Predicted vs. Observed, bad ANN This kind of graph is not suitable for frequency analysis. So, you should use this graph to decide that you have to make a frequency analysis. You might have enough values around zero, but you can't tell it by this graph.
The point is, there are too many values too far away from from the regression line.

Again, don't trust this ANN.
 
Predicted vs. Observed, good ANN Predicted vs. Observed, good ANN
 
This both graphs point to a good quality ANN.

  1. No visible difference between ideal and observed regression line.
  2. Aparently good distribution of the vaules over the range of interest.
  3. Small number of values far away from the ideal regression.

5. Sensitivity Analysis Top

Specific Sensitivity, bad ANN What strikes immediatly is that input number 3 (Last treatment duration) is THE factor which influences the output (Specific Resistance). The other inputs have little influence.
In the real world, you would stop here. But since we know how the input data was generated, we can tell more about the ANN. And since this is for educational purpose, this is the right thing to do.
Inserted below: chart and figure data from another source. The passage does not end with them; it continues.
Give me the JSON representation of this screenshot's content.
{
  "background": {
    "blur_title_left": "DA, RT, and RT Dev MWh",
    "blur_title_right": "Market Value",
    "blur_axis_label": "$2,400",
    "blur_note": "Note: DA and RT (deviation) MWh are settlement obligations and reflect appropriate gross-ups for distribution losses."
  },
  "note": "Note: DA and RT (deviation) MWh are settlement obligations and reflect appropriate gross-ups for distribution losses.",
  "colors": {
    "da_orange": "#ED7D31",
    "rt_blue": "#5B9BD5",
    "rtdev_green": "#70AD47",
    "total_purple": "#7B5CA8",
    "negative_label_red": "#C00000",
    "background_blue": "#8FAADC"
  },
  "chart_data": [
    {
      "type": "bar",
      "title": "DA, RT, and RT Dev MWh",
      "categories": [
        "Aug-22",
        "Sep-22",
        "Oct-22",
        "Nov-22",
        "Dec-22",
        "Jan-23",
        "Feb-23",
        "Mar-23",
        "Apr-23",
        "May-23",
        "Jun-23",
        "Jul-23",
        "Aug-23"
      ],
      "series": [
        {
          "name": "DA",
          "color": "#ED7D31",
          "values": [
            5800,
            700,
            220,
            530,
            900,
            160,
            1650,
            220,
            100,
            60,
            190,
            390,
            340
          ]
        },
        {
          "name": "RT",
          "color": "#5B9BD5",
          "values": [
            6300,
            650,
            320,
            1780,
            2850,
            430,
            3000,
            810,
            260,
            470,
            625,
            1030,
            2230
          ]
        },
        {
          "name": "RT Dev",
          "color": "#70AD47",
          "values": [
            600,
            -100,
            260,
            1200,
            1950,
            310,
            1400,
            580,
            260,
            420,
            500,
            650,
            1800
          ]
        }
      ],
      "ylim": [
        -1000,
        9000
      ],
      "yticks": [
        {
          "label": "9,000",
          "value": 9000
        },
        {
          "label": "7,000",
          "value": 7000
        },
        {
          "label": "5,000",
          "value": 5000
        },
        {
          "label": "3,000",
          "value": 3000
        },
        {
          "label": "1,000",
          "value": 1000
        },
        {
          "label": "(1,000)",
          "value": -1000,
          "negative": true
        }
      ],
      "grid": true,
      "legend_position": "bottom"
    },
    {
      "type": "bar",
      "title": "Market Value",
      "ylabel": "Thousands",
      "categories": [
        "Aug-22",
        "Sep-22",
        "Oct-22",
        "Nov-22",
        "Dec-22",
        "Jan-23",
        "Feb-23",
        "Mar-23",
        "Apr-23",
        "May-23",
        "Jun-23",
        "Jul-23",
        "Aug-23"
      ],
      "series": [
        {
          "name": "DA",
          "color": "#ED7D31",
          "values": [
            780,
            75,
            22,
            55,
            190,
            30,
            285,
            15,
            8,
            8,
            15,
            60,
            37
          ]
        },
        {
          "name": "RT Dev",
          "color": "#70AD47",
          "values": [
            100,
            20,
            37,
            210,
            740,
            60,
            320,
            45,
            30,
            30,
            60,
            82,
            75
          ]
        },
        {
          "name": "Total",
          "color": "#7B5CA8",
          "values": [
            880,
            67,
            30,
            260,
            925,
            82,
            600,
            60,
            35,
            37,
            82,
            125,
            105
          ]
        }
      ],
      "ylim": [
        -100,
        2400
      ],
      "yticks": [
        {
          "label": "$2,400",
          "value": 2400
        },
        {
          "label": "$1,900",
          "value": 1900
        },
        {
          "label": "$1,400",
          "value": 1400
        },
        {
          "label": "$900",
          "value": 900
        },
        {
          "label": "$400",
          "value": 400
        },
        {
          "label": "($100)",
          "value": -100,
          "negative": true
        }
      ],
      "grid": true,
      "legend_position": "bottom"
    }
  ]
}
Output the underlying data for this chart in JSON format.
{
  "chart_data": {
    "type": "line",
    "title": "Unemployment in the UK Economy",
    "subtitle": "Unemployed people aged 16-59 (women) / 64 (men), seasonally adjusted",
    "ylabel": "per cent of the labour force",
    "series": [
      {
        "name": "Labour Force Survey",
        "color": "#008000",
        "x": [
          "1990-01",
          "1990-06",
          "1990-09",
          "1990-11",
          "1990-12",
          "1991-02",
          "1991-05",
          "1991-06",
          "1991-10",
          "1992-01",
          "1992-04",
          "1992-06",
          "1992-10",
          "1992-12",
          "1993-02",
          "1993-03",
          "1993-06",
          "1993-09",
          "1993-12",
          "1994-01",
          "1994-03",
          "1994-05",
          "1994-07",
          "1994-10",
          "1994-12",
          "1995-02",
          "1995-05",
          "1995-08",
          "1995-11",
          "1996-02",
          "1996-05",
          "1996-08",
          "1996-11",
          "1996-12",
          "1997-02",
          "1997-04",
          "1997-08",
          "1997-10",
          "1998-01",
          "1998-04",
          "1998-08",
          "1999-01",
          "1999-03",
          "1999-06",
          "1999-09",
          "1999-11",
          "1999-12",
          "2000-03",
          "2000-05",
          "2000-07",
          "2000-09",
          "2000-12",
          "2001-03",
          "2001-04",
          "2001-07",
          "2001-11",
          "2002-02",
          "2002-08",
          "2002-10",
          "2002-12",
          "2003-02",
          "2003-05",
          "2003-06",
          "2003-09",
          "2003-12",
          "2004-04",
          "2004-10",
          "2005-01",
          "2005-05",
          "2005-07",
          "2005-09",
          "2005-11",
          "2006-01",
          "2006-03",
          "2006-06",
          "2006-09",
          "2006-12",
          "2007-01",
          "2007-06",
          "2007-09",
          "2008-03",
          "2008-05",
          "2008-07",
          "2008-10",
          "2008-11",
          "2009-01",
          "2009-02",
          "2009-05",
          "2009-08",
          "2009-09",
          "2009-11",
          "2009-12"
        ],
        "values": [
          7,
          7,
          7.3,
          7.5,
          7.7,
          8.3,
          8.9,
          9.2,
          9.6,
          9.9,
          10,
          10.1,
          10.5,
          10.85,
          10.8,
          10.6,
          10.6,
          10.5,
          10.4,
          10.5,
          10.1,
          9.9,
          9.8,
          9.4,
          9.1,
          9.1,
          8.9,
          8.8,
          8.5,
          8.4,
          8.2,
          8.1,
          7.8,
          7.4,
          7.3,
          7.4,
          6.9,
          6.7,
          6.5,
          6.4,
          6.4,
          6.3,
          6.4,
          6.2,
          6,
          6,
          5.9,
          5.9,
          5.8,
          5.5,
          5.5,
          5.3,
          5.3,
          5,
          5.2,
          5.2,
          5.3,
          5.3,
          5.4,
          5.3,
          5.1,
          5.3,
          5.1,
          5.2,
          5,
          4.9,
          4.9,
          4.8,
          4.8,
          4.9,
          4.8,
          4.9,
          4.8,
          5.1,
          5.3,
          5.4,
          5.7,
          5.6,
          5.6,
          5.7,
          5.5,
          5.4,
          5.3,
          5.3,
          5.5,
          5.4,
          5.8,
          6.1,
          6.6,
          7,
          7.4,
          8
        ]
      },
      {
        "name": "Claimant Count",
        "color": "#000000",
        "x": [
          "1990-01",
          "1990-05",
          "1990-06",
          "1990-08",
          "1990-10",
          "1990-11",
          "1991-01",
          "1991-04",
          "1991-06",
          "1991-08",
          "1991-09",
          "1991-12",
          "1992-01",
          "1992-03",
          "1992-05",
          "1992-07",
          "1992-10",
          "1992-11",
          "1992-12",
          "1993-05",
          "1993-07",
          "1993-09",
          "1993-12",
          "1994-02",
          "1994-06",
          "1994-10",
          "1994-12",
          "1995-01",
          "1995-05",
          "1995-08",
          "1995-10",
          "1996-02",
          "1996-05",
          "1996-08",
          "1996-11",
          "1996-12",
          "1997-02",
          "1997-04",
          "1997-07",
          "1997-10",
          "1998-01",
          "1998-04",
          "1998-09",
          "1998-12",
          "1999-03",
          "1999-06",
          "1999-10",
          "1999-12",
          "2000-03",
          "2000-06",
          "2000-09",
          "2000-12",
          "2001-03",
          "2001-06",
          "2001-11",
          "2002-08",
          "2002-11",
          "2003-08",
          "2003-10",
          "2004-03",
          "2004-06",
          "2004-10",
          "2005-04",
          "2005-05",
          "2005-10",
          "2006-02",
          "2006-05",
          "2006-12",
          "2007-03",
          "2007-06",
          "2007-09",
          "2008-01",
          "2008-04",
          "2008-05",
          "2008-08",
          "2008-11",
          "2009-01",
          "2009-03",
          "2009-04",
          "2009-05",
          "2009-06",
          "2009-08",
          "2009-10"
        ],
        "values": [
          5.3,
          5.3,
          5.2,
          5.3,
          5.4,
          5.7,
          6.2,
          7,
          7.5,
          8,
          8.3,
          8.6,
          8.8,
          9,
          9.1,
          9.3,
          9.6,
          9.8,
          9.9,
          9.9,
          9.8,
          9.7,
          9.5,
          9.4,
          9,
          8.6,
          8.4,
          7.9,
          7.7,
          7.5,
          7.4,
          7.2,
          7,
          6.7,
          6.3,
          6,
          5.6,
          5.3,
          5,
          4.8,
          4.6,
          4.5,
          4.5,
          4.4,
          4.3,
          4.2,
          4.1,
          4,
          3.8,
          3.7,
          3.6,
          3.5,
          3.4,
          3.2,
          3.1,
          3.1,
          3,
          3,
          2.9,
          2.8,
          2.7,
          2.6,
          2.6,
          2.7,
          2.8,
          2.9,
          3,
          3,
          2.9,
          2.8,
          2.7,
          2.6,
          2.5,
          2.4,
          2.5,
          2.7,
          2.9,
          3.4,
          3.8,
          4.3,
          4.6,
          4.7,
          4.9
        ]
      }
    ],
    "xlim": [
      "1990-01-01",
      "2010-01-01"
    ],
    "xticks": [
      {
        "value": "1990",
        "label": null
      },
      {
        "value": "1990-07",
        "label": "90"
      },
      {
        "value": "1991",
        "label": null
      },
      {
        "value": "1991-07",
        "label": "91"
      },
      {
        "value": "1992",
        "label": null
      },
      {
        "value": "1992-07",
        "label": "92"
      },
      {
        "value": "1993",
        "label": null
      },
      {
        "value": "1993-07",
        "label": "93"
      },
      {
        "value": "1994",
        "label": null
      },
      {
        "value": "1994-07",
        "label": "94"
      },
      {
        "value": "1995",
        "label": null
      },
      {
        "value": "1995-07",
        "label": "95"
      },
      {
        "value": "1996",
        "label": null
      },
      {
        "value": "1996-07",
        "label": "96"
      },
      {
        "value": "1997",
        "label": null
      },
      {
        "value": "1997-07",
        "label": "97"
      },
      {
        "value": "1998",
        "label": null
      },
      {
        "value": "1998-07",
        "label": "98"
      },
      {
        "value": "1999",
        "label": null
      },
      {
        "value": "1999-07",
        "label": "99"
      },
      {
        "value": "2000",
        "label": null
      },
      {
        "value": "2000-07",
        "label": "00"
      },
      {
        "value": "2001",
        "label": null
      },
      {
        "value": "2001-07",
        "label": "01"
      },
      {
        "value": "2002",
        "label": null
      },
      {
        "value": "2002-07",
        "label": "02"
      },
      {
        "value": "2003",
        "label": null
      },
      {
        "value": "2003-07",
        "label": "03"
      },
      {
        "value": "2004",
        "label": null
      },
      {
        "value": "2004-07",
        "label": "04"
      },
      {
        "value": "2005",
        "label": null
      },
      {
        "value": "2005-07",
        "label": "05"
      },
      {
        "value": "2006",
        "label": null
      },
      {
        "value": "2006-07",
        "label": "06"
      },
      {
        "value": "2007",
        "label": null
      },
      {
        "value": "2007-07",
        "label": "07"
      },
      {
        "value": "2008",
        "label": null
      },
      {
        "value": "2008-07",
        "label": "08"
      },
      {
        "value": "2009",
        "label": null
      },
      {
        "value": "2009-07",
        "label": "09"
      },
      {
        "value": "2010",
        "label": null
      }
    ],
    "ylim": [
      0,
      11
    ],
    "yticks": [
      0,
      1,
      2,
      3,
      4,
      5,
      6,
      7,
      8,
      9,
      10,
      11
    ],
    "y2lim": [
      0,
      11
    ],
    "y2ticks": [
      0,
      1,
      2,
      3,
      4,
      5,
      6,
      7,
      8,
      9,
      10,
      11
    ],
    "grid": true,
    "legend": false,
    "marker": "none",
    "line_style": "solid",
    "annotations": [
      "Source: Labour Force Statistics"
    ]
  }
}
The last three columns are random number, hence they had no influence on the output. So inputs that show a similar level of influence on the output, should be considered irrelevant.
So, either the formula use to generate the data is bad or the ANN or both. Well, taking the regression analysis into account, at least the ANN has to be considered bad. But, looking at a frequency analysis of the output data, there is also a problem here: not enought values around "1000".
 
UnSpecific Sensitivity, bad ANN For the unspecific resistance, the big picture is the same. Inputs 7 (Age) and 8 (Time since last hospitalization) are a little bit more above the noise. But not convincing.
 
In the real world, you would have selected the data to give a balanced distribution of the output values, with respect to the type of prediction you want.
In this case, this would be a distribution balanced between 0 and 1000, and not something like, 10% of the values between 0 and 100, 80% between 900 and 1000, or vice versa.

Now to ANNs with more power:
Specific Sensitivity, good ANN Please disregard the blue bars for now, we will explain them later on.
So inputs 1 - 4 and 6 are relevant for the output (now: specific resistance), the others are irrelevant.
Input 3 is dominant.
 
UnSpecific Sensitivity, good ANN Now we look at the unspecific resistance.
There are differences in the pattern. However, the dominance of input 3 is here too. But let's look at the differences.
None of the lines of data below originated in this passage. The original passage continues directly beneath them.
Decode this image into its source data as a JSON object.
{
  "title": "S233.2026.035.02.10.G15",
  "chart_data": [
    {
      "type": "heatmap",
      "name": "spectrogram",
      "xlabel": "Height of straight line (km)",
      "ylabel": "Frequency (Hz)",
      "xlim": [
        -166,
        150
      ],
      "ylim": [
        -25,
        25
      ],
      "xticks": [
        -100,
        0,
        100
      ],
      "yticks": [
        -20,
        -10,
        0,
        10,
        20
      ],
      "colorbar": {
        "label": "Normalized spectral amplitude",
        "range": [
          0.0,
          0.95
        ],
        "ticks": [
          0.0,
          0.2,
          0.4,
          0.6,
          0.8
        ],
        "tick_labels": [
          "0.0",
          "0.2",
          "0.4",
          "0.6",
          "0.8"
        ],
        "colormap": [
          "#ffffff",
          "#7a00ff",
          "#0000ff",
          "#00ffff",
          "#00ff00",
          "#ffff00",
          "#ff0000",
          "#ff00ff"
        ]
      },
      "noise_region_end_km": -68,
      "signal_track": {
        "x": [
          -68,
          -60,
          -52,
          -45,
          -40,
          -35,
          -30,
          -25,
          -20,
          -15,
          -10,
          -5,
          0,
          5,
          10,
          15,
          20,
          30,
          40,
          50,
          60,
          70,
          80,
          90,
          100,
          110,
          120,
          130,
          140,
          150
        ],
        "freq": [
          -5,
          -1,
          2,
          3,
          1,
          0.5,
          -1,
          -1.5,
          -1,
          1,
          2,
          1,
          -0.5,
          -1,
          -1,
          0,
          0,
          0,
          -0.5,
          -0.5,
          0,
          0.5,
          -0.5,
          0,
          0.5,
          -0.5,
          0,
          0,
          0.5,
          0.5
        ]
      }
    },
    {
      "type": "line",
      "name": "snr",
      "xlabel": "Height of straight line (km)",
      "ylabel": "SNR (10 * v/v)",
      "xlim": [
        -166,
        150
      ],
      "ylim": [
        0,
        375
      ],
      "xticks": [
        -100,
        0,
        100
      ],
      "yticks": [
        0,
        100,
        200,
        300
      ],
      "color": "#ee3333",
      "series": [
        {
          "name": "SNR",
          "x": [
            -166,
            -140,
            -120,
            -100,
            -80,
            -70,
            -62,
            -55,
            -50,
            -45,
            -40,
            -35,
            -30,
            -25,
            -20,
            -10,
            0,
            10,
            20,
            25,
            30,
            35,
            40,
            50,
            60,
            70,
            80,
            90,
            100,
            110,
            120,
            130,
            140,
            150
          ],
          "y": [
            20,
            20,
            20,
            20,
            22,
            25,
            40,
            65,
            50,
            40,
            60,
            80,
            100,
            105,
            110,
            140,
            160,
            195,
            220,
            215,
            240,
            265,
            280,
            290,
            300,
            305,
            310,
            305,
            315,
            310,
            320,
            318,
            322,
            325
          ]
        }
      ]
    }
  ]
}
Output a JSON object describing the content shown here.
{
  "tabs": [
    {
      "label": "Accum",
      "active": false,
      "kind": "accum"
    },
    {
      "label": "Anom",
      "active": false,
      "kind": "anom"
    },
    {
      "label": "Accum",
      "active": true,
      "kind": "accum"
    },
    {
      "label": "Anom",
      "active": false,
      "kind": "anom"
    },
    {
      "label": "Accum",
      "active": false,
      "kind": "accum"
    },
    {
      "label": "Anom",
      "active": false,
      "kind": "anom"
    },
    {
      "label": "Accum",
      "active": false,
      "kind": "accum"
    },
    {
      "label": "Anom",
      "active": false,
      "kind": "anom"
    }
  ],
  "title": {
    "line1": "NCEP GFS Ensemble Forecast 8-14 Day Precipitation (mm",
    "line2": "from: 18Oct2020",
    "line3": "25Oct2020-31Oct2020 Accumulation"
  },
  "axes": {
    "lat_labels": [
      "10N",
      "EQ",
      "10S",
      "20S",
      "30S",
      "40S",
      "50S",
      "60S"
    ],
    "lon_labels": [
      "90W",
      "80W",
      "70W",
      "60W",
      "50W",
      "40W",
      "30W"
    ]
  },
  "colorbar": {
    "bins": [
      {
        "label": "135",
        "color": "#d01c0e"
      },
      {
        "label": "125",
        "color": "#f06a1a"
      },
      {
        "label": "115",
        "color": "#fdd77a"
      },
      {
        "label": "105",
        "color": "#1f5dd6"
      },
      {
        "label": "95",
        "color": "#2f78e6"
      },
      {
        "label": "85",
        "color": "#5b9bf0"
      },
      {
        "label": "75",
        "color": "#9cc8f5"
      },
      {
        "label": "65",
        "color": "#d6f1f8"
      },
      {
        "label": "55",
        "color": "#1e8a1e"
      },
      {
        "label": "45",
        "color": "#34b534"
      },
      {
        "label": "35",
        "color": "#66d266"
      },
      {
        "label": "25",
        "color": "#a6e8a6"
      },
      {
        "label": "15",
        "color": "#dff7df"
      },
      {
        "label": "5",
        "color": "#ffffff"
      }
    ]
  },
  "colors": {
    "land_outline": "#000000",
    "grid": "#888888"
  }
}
The relevant inputs are now 2, 3, 6 to 8. 1 and 4 lost relevance, 7 and 8 gained relevance.
Looking at the noise, we can suspect that there is significant difference in the way specific and unspecific resistance is acquired.
 
Now to the different two bars:

  • the red one shows the sensitivity of the output you selected to the respective input
  • the blue one shows the sensitivity of all outputs to the respective input
Specific Sensitivity, good ANN The figure on the left tells us that input 1 has influence on the selected output (Specific Resistance) above average. The red bar is considerable higher than the blue one.
 
UnSpecific Sensitivity, good ANN Compared to the "Specific Resistance", input 1 has lost its influence and has to be considered irrelevant for the "unspecific resistance". So we are able to point out different key factors for the two types of resistances and this is helpful in creating a modell on what is important to avoid antibiotic resistances.